Um dos espetáculos mais deprimentes para os moradores de Los Angeles (ou para quem visita a cidade, e se mantém atento ao que se passa ao seu redor), é, por exemplo, ver figuras de estrelas, que outrora fulguraram no firmamento da fama, cujas fotos, não raro em poses provocantes, ilustraram cartazes e mais cartazes nas entradas dos cinemas de boa parte do mundo, relegadas ao ostracismo, ao completo esquecimento, não só de quem as explorou para fazer fortuna, mas do público que as endeusou.

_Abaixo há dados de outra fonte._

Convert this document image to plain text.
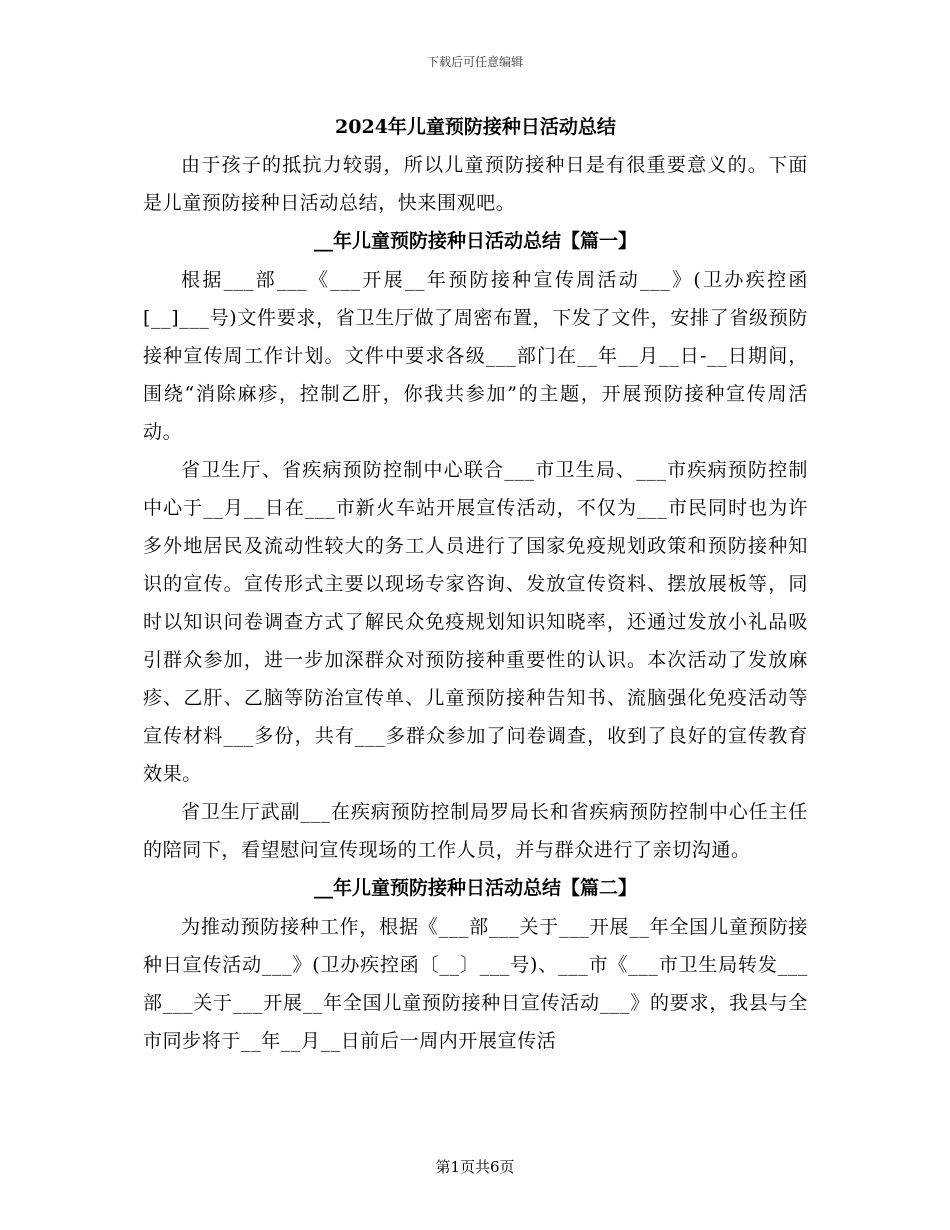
下载后可任意编辑
2024年儿童预防接种日活动总结

由于孩子的抵抗力较弱，所以儿童预防接种日是有很重要意义的。下面是儿童预防接种日活动总结，快来围观吧。

__年儿童预防接种日活动总结【篇一】

根据___部___《___开展__年预防接种宣传周活动___》(卫办疾控函[__]___号)文件要求，省卫生厅做了周密布置，下发了文件，安排了省级预防接种宣传周工作计划。文件中要求各级___部门在__年__月__日-__日期间，围绕“消除麻疹，控制乙肝，你我共参加”的主题，开展预防接种宣传周活动。

省卫生厅、省疾病预防控制中心联合___市卫生局、___市疾病预防控制中心于__月__日在___市新火车站开展宣传活动，不仅为___市民同时也为许多外地居民及流动性较大的务工人员进行了国家免疫规划政策和预防接种知识的宣传。宣传形式主要以现场专家咨询、发放宣传资料、摆放展板等，同时以知识问卷调查方式了解民众免疫规划知识知晓率，还通过发放小礼品吸引群众参加，进一步加深群众对预防接种重要性的认识。本次活动了发放麻疹、乙肝、乙脑等防治宣传单、儿童预防接种告知书、流脑强化免疫活动等宣传材料___多份，共有___多群众参加了问卷调查，收到了良好的宣传教育效果。

省卫生厅武副___在疾病预防控制局罗局长和省疾病预防控制中心任主任的陪同下，看望慰问宣传现场的工作人员，并与群众进行了亲切沟通。

__年儿童预防接种日活动总结【篇二】

为推动预防接种工作，根据《___部___关于___开展__年全国儿童预防接种日宣传活动___》(卫办疾控函〔__〕___号)、___市《___市卫生局转发___部___关于___开展__年全国儿童预防接种日宣传活动___》的要求，我县与全市同步将于__年__月__日前后一周内开展宣传活

第1页共6页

É comum essas mulheres outrora maravilhosas e famosas serem encontradas em bares baratos e inúmeros inferninhos afogando em álcool a perdida glória. Não raras recorrem às drogas que as tornam ridículas caricaturas do que foram. Refiro-me a estrelas, mas essa realidade não distingue, claro, sexo. Não se restringe, também, a Hollywood ou aos Estados Unidos. Não envolve apenas artistas de cinema, teatro ou televisão, mas abrange cantores, astros e estrelas dos esportes, políticos e, por que não, escritores.

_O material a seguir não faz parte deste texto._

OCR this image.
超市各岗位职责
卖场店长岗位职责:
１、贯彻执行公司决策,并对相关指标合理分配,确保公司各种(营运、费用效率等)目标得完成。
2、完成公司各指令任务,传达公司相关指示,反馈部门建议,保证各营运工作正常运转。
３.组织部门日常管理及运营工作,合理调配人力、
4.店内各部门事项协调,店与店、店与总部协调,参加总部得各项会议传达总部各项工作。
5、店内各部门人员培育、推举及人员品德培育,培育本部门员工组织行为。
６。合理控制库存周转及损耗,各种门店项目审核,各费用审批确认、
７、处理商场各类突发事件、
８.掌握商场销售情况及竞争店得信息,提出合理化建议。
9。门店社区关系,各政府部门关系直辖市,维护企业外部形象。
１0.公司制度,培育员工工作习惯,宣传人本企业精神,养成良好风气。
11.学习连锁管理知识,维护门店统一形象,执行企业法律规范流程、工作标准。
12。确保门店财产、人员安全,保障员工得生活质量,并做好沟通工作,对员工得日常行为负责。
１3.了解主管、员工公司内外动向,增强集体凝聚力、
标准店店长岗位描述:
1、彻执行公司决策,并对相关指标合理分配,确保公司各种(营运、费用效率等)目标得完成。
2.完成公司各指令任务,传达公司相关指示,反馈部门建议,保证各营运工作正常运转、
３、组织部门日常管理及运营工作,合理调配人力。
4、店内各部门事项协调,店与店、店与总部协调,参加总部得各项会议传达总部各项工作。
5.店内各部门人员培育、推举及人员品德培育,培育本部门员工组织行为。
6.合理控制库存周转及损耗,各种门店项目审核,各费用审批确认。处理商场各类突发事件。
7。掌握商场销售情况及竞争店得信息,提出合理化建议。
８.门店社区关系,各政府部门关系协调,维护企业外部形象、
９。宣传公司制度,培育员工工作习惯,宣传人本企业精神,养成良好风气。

Especificamente em Hollywood, há centenas de atrizes e atores que em determinado tempo freqüentavam assiduamente as colunas de arte e os mais badalados círculos sociais, cujos simples autógrafos valiam fortunas, fazendo marcação cerrada sobre produtores e diretores, mendigando, desesperadamente, por reles ponta como figurantes, em filmecos de quarta categoria ou em algum inexpressivo seriado de TV, sem nenhuma audiência, mero tapa buraco da programação. E em vão. Oportunamente, trarei à baila alguns casos em que esses mitos pré-fabricados foram destruídos, da forma como deletamos, por exemplo, no computador, algum texto que não seja do nosso agrado.

Esse tipo de situação – que me levou a refletir a respeito da fama na oportunidade em que redigi a referida matéria e que permanece mais atual do que nunca (não corre risco de perder a atualidade) – é tema inesgotável para bons escritores. Ao retratarem fatos reais, todavia, correm o risco de suas histórias serem tidas por inverossímeis. Porquanto a realidade, não raro, é muito mais absurda e estranha do que a mais surrealista ficção.

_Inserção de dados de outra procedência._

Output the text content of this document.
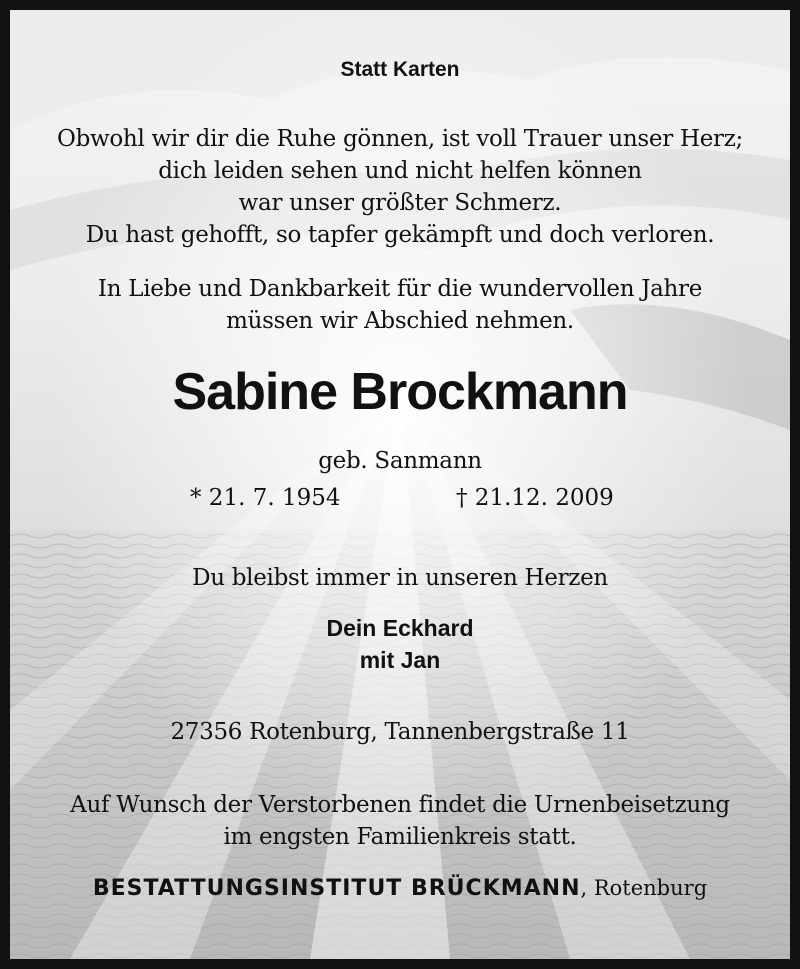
Statt Karten

Obwohl wir dir die Ruhe gönnen, ist voll Trauer unser Herz;

dich leiden sehen und nicht helfen können

war unser größter Schmerz.

Du hast gehofft, so tapfer gekämpft und doch verloren.

In Liebe und Dankbarkeit für die wundervollen Jahre

müssen wir Abschied nehmen.

Sabine Brockmann

geb. Sanmann

* 21. 7. 1954	† 21.12. 2009

Du bleibst immer in unseren Herzen

Dein Eckhard

mit Jan

27356 Rotenburg, Tannenbergstraße 11

Auf Wunsch der Verstorbenen findet die Urnenbeisetzung

im engsten Familienkreis statt.

BESTATTUNGSINSTITUT BRÜCKMANN, Rotenburg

Nada é mais volátil do que a glória. Nada é mais volúvel do que a idolatria popular. Nada, nada é mais triste do que o fato de alguém, que criou alguma coisa na vida considerada algum dia de valor, morrer na memória das pessoas, até dos parentes e dos supostos “amigos” (mui amigos!), permanecendo fossilizado, sem noção de que já não passa de “fantasma”. Principalmente quando se trata dessa figura tão vulnerável, a do artista (não importa a arte), cuja característica comum é a exacerbada vaidade, estimulada e inflada por uma carreira meteórica (mas sumamente curta) cheia de elogios hipócritas e de tapinhas nas costas, interesseiros e oportunistas.

Hollywood (mas não somente ela, reitero) está repleta de casos assim. É cenário de dramas, tragédias e comédias muito maiores do que os filmes que produz, projetados nas telas de cinema, ou perpetuados em romances, contos, novelas e peças teatrais dos mais consagrados escritores, posto que verídicos. E a realidade, como afirmei e faço questão de reiterar, supera, em muito, em loucura e absurdo, as mais delirantes fantasias da ficção.